If these explicit new+unique_ptr's are going to stay, they might warrant comments so someone doesn't come along and clean them up again? (I think we have clang-tidy checks that would probably identify this code and undo the work of this commit, for instance - and sometimes I go looking for uses of explicit new to see if they can be moved to more automatic memory management).

Yeah they already have comments.

Ah, sorry, looked at the last ones - seems the comment was missed in the last couple of ones in LoopPassManager.h

I added the comment to the remaining places.

I have tried splitting things out before with no real impact, although I can look again.

No real impact on the compile time of each file separately/added together? (I think splitting a single long-compile, even if it adds some total time (eg: the compile time of the split files adds up to more than the compile time of the single file) can still be worthwhile for build parallelism)

I split out some of the largest functions into PassBuilderPipelines.cpp and there was no measurable change in the compile time of PassBuilder.cpp. (I still submitted that because it was nice to separate it out)

Ah, fair enough :/ happy to throw around ideas.

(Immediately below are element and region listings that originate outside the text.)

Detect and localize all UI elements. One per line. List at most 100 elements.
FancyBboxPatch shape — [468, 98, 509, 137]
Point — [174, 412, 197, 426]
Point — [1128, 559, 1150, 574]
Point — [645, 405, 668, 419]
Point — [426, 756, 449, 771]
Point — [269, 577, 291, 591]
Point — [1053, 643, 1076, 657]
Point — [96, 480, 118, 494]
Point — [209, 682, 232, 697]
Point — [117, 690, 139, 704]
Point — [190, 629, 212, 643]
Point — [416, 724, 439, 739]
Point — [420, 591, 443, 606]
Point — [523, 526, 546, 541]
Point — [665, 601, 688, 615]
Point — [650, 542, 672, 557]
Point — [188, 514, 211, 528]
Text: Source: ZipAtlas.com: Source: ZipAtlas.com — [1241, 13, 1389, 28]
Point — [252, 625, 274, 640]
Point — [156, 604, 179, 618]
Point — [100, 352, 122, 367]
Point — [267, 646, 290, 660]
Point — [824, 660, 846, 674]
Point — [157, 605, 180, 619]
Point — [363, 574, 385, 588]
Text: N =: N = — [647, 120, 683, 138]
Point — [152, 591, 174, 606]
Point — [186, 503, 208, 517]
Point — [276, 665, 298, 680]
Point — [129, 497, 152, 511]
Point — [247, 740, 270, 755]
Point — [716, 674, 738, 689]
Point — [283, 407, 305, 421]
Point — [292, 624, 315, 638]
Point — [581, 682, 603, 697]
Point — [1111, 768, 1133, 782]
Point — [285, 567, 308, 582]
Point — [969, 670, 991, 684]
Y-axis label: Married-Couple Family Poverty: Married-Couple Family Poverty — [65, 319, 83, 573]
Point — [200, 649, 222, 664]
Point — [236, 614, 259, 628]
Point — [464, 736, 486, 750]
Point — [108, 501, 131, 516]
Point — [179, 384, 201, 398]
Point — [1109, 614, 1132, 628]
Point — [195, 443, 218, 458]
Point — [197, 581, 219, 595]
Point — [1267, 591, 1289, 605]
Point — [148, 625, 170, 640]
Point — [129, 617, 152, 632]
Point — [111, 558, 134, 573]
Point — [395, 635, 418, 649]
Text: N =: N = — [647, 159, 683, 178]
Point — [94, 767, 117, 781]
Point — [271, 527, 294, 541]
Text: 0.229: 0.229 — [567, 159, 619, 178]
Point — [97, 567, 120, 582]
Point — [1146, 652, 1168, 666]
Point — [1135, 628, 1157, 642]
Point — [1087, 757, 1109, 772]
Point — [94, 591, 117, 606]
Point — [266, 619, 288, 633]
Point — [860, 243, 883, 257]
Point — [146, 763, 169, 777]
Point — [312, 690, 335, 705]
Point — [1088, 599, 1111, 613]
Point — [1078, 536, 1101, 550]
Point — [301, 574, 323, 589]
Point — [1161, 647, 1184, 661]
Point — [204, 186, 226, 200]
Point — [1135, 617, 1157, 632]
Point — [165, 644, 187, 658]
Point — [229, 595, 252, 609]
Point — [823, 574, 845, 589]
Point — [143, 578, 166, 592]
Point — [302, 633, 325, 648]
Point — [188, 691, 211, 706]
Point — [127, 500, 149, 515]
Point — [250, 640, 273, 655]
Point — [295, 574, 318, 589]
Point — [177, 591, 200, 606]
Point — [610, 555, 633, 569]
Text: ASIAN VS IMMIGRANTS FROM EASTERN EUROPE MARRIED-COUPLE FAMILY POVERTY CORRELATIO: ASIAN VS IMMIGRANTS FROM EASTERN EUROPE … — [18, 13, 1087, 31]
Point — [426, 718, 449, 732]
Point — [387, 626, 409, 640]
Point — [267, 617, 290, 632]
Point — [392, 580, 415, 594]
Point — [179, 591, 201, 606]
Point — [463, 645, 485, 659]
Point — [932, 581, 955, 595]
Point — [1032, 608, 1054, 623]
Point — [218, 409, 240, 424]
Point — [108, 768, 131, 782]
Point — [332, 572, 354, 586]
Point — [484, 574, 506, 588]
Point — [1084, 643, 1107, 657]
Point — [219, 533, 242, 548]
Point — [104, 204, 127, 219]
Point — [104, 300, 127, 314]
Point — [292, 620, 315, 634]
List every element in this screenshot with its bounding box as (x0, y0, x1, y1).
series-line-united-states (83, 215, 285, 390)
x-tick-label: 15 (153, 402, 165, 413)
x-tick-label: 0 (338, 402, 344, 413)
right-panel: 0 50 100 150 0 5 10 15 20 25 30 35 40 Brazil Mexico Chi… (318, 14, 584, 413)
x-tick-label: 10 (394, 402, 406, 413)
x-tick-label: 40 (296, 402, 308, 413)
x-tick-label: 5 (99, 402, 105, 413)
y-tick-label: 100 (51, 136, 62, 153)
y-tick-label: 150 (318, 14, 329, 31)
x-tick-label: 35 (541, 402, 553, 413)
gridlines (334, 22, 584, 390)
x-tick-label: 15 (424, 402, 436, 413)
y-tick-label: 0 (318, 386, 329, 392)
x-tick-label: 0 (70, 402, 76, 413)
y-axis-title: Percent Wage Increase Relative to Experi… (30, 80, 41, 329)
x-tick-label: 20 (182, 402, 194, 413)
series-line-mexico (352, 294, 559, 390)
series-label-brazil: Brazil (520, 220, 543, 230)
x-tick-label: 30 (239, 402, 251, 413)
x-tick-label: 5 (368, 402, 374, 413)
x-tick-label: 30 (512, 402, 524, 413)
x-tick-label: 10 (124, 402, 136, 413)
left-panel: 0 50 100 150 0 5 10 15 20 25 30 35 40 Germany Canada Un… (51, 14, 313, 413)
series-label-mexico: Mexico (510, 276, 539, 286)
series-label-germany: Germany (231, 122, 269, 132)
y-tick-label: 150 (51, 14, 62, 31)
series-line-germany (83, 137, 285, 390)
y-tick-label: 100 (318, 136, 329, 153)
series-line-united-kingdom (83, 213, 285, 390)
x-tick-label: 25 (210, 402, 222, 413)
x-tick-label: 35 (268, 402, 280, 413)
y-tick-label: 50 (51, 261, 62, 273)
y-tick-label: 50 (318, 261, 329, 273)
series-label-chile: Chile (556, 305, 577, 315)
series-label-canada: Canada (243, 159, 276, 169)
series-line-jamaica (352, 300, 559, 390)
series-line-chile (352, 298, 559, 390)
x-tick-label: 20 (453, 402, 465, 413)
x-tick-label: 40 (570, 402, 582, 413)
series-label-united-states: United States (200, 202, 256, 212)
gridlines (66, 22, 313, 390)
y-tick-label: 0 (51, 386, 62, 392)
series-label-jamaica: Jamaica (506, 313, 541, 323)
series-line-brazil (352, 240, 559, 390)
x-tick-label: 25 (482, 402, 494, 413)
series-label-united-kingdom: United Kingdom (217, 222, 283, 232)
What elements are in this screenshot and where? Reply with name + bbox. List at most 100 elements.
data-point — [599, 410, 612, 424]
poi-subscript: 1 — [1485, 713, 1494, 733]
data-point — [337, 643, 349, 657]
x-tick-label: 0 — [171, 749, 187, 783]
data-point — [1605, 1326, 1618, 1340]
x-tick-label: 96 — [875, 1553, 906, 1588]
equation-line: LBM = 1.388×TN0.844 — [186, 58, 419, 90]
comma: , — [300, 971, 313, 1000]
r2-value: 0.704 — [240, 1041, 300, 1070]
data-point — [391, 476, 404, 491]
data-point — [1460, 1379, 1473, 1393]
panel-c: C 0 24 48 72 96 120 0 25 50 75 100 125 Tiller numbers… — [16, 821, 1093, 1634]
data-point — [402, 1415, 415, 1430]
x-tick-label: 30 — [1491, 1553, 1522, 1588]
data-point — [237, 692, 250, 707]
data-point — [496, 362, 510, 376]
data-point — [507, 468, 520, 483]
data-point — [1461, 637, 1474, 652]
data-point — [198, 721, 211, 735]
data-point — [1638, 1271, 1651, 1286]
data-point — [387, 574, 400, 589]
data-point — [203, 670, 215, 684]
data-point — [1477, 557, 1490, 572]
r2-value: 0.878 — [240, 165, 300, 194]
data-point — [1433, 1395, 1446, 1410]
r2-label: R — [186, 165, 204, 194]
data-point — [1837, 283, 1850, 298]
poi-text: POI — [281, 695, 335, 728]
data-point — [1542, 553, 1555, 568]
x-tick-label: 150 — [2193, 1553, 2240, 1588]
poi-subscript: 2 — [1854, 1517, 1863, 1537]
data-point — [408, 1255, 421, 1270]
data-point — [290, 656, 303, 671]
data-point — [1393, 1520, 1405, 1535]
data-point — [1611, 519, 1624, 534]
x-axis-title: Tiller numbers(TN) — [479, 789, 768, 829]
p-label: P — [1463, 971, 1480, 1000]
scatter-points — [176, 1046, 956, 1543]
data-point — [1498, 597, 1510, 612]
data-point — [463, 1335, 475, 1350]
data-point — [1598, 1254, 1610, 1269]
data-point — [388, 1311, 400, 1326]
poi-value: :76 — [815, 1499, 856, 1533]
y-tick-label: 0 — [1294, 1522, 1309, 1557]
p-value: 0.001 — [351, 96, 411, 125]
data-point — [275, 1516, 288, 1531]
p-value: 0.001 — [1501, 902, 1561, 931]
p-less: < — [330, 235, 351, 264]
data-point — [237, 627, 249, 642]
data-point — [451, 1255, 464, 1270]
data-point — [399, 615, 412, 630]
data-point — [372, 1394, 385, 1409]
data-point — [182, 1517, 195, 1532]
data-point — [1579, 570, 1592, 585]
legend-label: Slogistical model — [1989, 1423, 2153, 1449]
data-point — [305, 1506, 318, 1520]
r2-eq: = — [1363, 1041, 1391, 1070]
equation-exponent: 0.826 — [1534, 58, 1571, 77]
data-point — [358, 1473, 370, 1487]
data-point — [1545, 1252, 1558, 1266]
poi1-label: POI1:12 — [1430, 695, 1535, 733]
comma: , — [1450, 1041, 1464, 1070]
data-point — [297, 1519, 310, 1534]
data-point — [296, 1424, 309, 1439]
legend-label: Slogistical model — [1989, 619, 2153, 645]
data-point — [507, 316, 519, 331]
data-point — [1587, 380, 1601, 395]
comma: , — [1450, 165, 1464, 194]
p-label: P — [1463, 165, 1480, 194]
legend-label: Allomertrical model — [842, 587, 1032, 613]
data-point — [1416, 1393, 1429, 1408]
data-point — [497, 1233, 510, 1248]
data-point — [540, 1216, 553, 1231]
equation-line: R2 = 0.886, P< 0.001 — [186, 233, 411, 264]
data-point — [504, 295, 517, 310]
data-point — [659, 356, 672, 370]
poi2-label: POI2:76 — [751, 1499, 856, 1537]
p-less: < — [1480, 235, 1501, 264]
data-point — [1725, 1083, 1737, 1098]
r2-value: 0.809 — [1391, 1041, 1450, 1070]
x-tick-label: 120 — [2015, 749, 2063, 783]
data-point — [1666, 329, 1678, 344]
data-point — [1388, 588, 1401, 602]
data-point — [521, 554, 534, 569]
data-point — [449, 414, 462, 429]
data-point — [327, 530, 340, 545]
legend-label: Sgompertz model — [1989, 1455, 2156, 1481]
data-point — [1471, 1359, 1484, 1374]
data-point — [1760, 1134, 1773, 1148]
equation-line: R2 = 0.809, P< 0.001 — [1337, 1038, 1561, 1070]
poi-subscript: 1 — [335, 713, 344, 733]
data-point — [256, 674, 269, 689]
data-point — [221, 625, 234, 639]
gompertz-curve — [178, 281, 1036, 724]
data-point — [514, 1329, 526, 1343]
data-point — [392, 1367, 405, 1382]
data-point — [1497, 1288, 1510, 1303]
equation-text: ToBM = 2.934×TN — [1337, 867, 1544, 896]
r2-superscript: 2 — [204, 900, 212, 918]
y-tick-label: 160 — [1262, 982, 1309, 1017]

It might be that it'd be more improvable by splitting into chunks of passes, rather than splitting functions (eg: rather than one file with the X operation for all passes and one file with the Y operation for all passes - instead one file with X and Y operations for the first half of passes, and another for the second - not that simple, I get, but a thought)

Some numbers since I was curious:
Removing everything but the includes: 15B instructions.
Removing parseModule/CGSCC/Function/LoopPass: 37B instructions.
Current state: 80B instructions.

I don't think it makes sense to split the parse*Pass() methods, they have a lot of similar code and it'd be unintuitive to have to update them if they were separate. And almost all the remaining code is to support those methods.
And that's how you'd probably split the passes, by splitting them per IR unit type. I don't think any other way would make sense.